Posted at 7:12 PM, Jul 23, 2019
and last updated 2019-07-23 19:12:15-04

DETROIT (WXYZ) — A lawsuit is raising serious questions about towing practices in the City of Detroit and sending warning: If your car is towed by order of police, it could be weeks, months, or even more than a year before anyone tells you where it is.

7 Action News reported last year on a lawsuit that was filed by people who say their cars were towed. They got no reasonable notice from Bobby’s Towing or Detroit. In one case the car was towed by police request in 2016. The owner reported it stolen, not knowing that for two years it was sitting at Bobby’s Towing in Detroit.

In another case notice took 3 months. How could this happen?

The attorneys working the case, Edmund Aronowitz and Jason Katz, say towers are supposed to notify the Secretary of State when they have a car after police order a tow. The problem is there is no time requirement for notice and if towers take their time, they make more money on storage fees.

According to records they obtained from the Secretary of State office, more than one third of the time it takes more than a month for the state to get notice to forward to vehicle owners.
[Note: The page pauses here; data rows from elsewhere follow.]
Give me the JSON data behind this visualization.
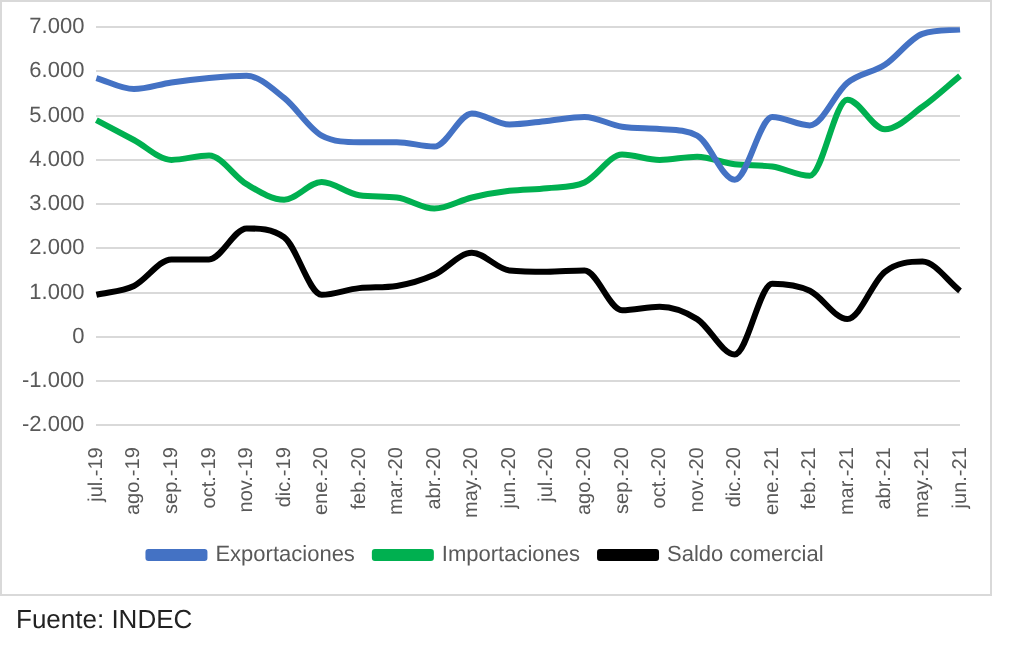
{
  "chart_data": {
    "type": "line",
    "categories": [
      "jul.-19",
      "ago.-19",
      "sep.-19",
      "oct.-19",
      "nov.-19",
      "dic.-19",
      "ene.-20",
      "feb.-20",
      "mar.-20",
      "abr.-20",
      "may.-20",
      "jun.-20",
      "jul.-20",
      "ago.-20",
      "sep.-20",
      "oct.-20",
      "nov.-20",
      "dic.-20",
      "ene.-21",
      "feb.-21",
      "mar.-21",
      "abr.-21",
      "may.-21",
      "jun.-21"
    ],
    "series": [
      {
        "name": "Exportaciones",
        "color": "#4472c4",
        "values": [
          5850,
          5600,
          5750,
          5850,
          5900,
          5400,
          4550,
          4400,
          4400,
          4300,
          5050,
          4800,
          4880,
          4970,
          4750,
          4700,
          4550,
          3550,
          4970,
          4780,
          5740,
          6150,
          6850,
          6950
        ]
      },
      {
        "name": "Importaciones",
        "color": "#00b050",
        "values": [
          4900,
          4450,
          4000,
          4100,
          3450,
          3100,
          3500,
          3200,
          3150,
          2900,
          3150,
          3300,
          3360,
          3490,
          4120,
          4000,
          4070,
          3900,
          3850,
          3640,
          5360,
          4690,
          5200,
          5900
        ]
      },
      {
        "name": "Saldo comercial",
        "color": "#000000",
        "values": [
          950,
          1150,
          1750,
          1750,
          2450,
          2250,
          950,
          1100,
          1150,
          1400,
          1900,
          1500,
          1470,
          1500,
          600,
          680,
          400,
          -400,
          1200,
          1040,
          400,
          1470,
          1700,
          1040
        ]
      }
    ],
    "ylim": [
      -2000,
      7000
    ],
    "yticks": [
      {
        "value": -2000,
        "label": "-2.000"
      },
      {
        "value": -1000,
        "label": "-1.000"
      },
      {
        "value": 0,
        "label": "0"
      },
      {
        "value": 1000,
        "label": "1.000"
      },
      {
        "value": 2000,
        "label": "2.000"
      },
      {
        "value": 3000,
        "label": "3.000"
      },
      {
        "value": 4000,
        "label": "4.000"
      },
      {
        "value": 5000,
        "label": "5.000"
      },
      {
        "value": 6000,
        "label": "6.000"
      },
      {
        "value": 7000,
        "label": "7.000"
      }
    ],
    "grid": "y",
    "legend": "bottom",
    "marker": "none",
    "line_style": "solid",
    "annotations": [
      "Fuente: INDEC"
    ]
  }
}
Then owners can’t challenge the tow in court or get their vehicle back unless they pay tow and storage fees.

“That’s how they earn their money. Let’s not give these cars back,” said Attorney Jason Katz.

So who is holding them accountable?

Katz shared with 7 Action NEws a copy of a deposition with Captain Michael Parish who is in charge of overseeing towing in the city of Detroit. When asked whether he investigated why notice took so long, he said no. As for why, when asked if the city had any control over them or is just hiring tow companies to make a tow, he said, “They’re there to perform a tow for us and beyond what’s articulated in the permit rules, tow rules, we do not quarterback their operations.”

The comment came after other mentions of not playing “Monday morning quarterback.”

Katz and Aronowitz say the city needs to know why people are not getting their property. It is a violation of the constitution for the government to take property and not give people due process to get it back.

An attorney for Bobby’s Towing says they are working on a settlement.

The city originally responded saying it does not comment on pending litigation, but then provided an additional statement from Lawrence Garcia, Corporation Counsel for the City of Detroit.

“All the rules for contesting the fact that a vehicle was considered abandoned and towed as well as the rules for contesting the reasonableness of the towing fees and daily storage fees are provided by Michigan Statute MCL 257.252.a. The City of Detroit did not create the rules, and it cannot change them. The city follows the law and treats all owners of towed vehicles fairly and respectfully,” said Garcia.

“The laws are written so poorly and Detroit’s administration of the laws is also so poor,” said Edmund Aronowitz, an attorney for the car owners.

Aronowitz and Katz say the city could keep better records of tows, so drivers who file a stolen car report are connected with their vehicles, could force towers it contracts with to notify the state more promptly, and could allow people who cannot afford to pay tow rates to still challenge allegedly improper tows in court.